BerryBox: An affordable computer vision system for postharvest phenotyping of cranberry and other small fruits
Jeffrey L. Neyhart, Collins Wakholi, Devin A. Rippner, John H. Price, Kayla R. Altendorf, Garett C. Heineck, Juan Zalapa, Jenyne Loarca, Gina M. SideliAbstract
Fruit size, shape, color, and percent fruit rot are important quality traits for breeding cranberry ( Vaccinium macrocarpon Ait.). Image analysis can be used to measure these traits, but affordable hardware for standardized image capture and integrated user‐friendly software pipelines are lacking. Additionally, no image‐based method exists to estimate percent fruit rot, an otherwise tediously and subjectively measured trait. We created the BerryBox, a simple and inexpensive lightbox, camera mount, and accompanying software pipeline to standardize the capture and analysis of postharvest fruit images.
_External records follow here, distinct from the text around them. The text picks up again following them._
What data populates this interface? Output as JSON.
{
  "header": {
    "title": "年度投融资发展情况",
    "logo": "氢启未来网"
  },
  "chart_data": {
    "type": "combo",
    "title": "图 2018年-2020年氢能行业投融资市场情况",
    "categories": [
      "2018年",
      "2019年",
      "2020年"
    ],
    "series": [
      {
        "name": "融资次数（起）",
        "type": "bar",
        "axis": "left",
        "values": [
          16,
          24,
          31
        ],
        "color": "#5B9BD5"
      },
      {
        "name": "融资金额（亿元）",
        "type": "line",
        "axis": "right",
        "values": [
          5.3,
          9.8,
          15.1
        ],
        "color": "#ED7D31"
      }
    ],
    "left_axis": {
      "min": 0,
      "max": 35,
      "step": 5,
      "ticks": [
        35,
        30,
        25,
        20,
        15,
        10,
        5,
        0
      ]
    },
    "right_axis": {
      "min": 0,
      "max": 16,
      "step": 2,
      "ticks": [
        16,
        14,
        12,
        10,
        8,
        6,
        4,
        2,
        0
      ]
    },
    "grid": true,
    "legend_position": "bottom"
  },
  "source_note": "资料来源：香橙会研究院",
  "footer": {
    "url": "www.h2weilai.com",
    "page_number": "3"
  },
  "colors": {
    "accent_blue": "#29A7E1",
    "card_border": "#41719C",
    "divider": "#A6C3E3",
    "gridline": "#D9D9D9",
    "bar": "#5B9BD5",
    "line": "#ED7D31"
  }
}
Trained deep neural network models were highly accurate for segmenting sound fruit (F1 score: 99.4%) and detecting rotten fruit (F1 score: 98.5%). We applied the BerryBox to images of cranberries harvested across 3 years from a 156‐clone breeding population. Narrow‐sense heritability estimates of image‐based fruit color, shape, size, and percent fruit rot ranged from 0.37 to 0.95. Random subsampling showed that 25–30 berries per genotype were sufficient to describe the variation in the full dataset. We demonstrated the utility of BerryBox traits in a small‐scale genetic linkage mapping analysis, detecting significant marker–trait associations that coincided with those of traditionally measured traits. The BerryBox software was able to accurately segment fruit from images of blueberries without model retraining, showing its applicability to other similarly shaped fruits. The software pipeline and BerryBox materials and assembly instructions are publicly available for others to adopt for low‐cost image‐based phenotyping.